Köln – Der Mensch altert, altert die Lunge auch und ab wann?
Die Lunge altert bereits ab der Jugend. Das spürt man aber nicht beim Atmen. Wenn man 80 Jahre alt und die Lunge noch gesund ist, hat man immer noch genügend Reserven, um ausreichend zu atmen. Da machen das Herz und der Muskelapparat schon eher Probleme.

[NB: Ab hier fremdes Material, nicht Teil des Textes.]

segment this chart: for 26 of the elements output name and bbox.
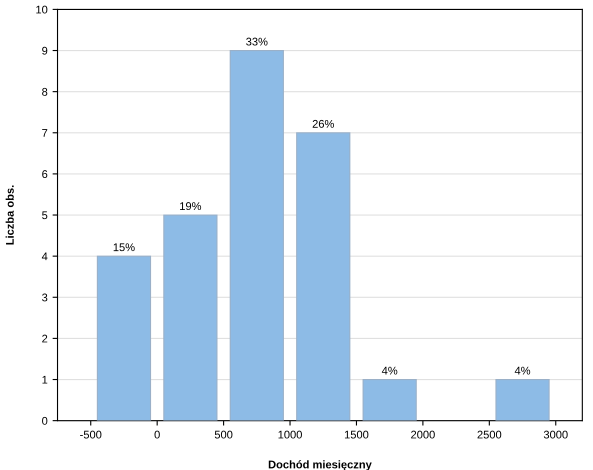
y-tick-label: 7	[42, 129, 48, 137]
y-tick-label: 4	[42, 252, 48, 260]
x-tick-label: 500	[214, 430, 232, 439]
x-tick-label: 2000	[411, 430, 435, 439]
x-tick-label: 1000	[278, 430, 302, 439]
x-tick-label: -500	[80, 430, 102, 439]
y-axis-title: Liczba obs.	[6, 186, 14, 245]
annotation: 15%	[114, 243, 135, 252]
annotation: 26%	[312, 120, 334, 128]
y-tick-label: 6	[42, 170, 48, 178]
y-tick-label: 2	[42, 334, 48, 342]
y-tick-label: 8	[42, 88, 48, 96]
y-tick-label: 3	[42, 294, 48, 302]
x-tick-label: 2500	[478, 430, 502, 439]
x-tick-label: 0	[154, 430, 160, 439]
x-tick-label: 1500	[344, 430, 368, 439]
y-tick-label: 5	[42, 211, 48, 220]
annotation: 4%	[382, 366, 398, 375]
y-tick-label: 10	[36, 6, 48, 14]
annotation: 33%	[246, 38, 268, 46]
annotation: 4%	[514, 366, 530, 375]
x-tick-label: 3000	[544, 430, 568, 439]
y-tick-label: 1	[42, 376, 48, 384]
y-tick-label: 0	[42, 416, 48, 425]
y-tick-label: 9	[42, 46, 48, 55]
annotation: 19%	[180, 202, 202, 210]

Wie altert denn so eine Lunge?
Wir haben Abermillionen an kleinen Lungenbläschen. Sie sind wie Weintrauben angeordnet. Wenn wir altern und mit uns die Lunge, dann verschmelzen diese kleinen Bläschen zu größeren Blasen. Wenn die Lunge durch das Rauchen, andere Schadstoffe oder Erkrankungen geschädigt wird, kann es sogar vorkommen, dass ein Lungenabschnitt komplett mit nur einer einzigen Blase bedeckt ist.
Ist das ein Problem?
Wenn sich anstelle der vielen kleinen Bläschen eine oder mehrere große Blasen gebildet haben, dann bedeutet das, dass weniger Sauerstoff aufgenommen und weniger Kohlendioxid entsorgt wird, denn mit den kleinen Bläschen werden auch die Blutgefäße an diesen Bläschen zerstört. Aber selbst das hält der Mensch noch gut aus. Nur bei Krankheiten kann diese altersbedingte Veränderung problematisch werden.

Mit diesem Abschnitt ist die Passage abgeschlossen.